When it comes to salmon, in my opinion nothing beats sockeye for taste, texture and pure, simple beauty. If you can get your hands on it, try Alaskan Copper River sockeye. Sustainably wild-caught, Copper River sockeye will have a flesh that is almost ruby red in color, as well as an unparalleled flavor.
This dish makes the most of your farmers market's most ubiquitous offerings: If yours is anything like mine, green beans, tomatoes and basil are at just about every stand. I pickle half the green beans in this recipe, for even more variation in flavor and texture.
2 stalks celery
2 small carrots
1 yellow onion
2 cloves garlic
1 T butter
1 C Israeli couscous (you may also find it in the store as Palestinian couscous, ptitim or pearl pasta)
1 C white wine
3 C vegetable stock
1 lb green beans, washed and ends trimmed
1 C white wine vinegar
2 C water
1/4 C sugar
1 T salt
2 T pickling spices to your taste (garlic clove, thyme, bay, fennel seed, mustard seed, coriander, chili flake, etc.)
2 T vegetable oil
3-4 various heirloom tomatoes
1 oz fresh basil leaves
4 5-oz portions of salmon
extra virgin olive oil, to taste
salt and black pepper
Bring a large pot of salted water to a boil. Meanwhile, start the couscous: Cut the celery, carrots and onion into a small dice and mince the garlic. In a large skillet or shallow, wide pot, melt the butter over medium-low heat. Add the mirepoix and garlic, season with salt and pepper, and cook, stirring often, until soft and fragrant, about 8 minutes. Add the couscous and toast for 1 minute. Add the wine and increase the heat to high. Allow the wine to reduce until the pan is almost dry, then add the stock. Cook until the couscous is tender, about 10 minutes. Remove from the heat and set aside.

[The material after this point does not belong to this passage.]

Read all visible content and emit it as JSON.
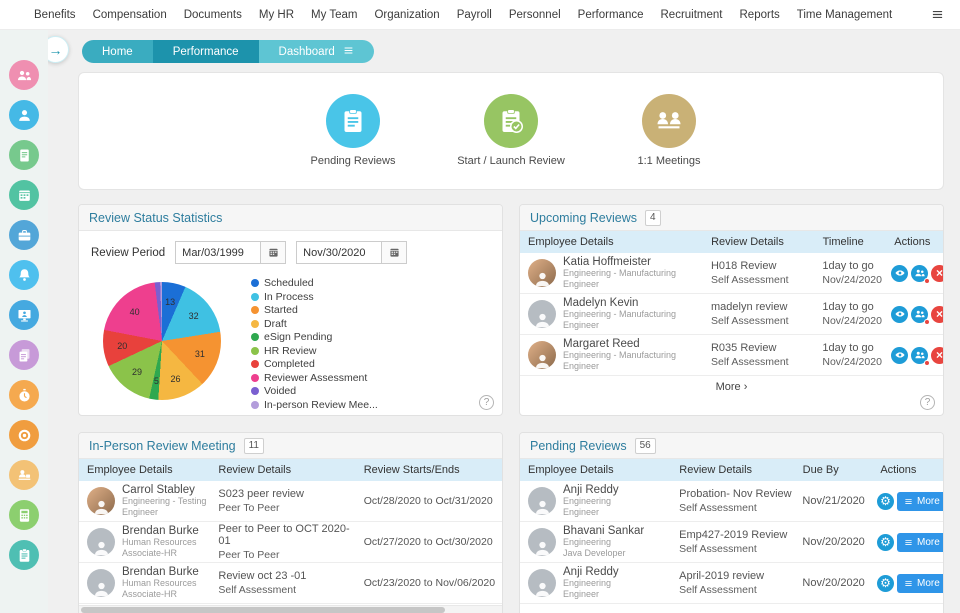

When your pot of water is boiling, blanch half of your green beans for 1 1/2 minutes. Remove and place in a single layer to cool. To pickle the remaining beans, combine the vinegar, water, sugar, salt and pickling spices in a pot. Bring to a boil. Add the remaining green beans and cook until slightly tender but still crunchy. Remove from the heat and allow the beans to cool in the pickling liquid.
While the beans are cooling, slice your heirlooms in whatever manner you find most appealing. I cut mine in quarters and then into thin slices that I could shingle on the plate. Season with salt and pepper and set aside.
To roast the beans, heat 1 tablespoon of the vegetable oil in a large roasting pan in your wood oven. You will want a hot oven for this procedure. Drain the pickled beans from the brine. When your oil is smoking, add the blanched fresh beans and the drained pickled beans to the pan. Season with salt and pepper. Cook, stirring occasionally, until the beans are just tender and have taken on some nice charred edges, about 4-5 minutes. Remove and set aside.
To cook your fish, heat the remaining vegetable oil in a saute pan in your wood oven. Season the fish with salt only. When the oil is smoking, add the fish to the pan and return to the oven. Sear the fish on one side only – the heat of your oven will be enough to cook the other side. Sockeye is best served medium, which means a skewer inserted into the center of the flesh should come out warm to the touch. This fish will cook quickly, probably 3-6 minutes depending on the temperature of your oven and the thickness of your portions. When done to your liking, remove the fish from the pan to rest.
To serve the dish, place a pile of couscous in the middle of a plate. Shingle some heirloom tomato slices along one side. Place the fish, seared side up, on top of the couscous. Top with some of the roasted beans and tear a few basil leaves over the plate with your fingers. Drizzle the beans and tomatoes with some olive oil, and you're good to go.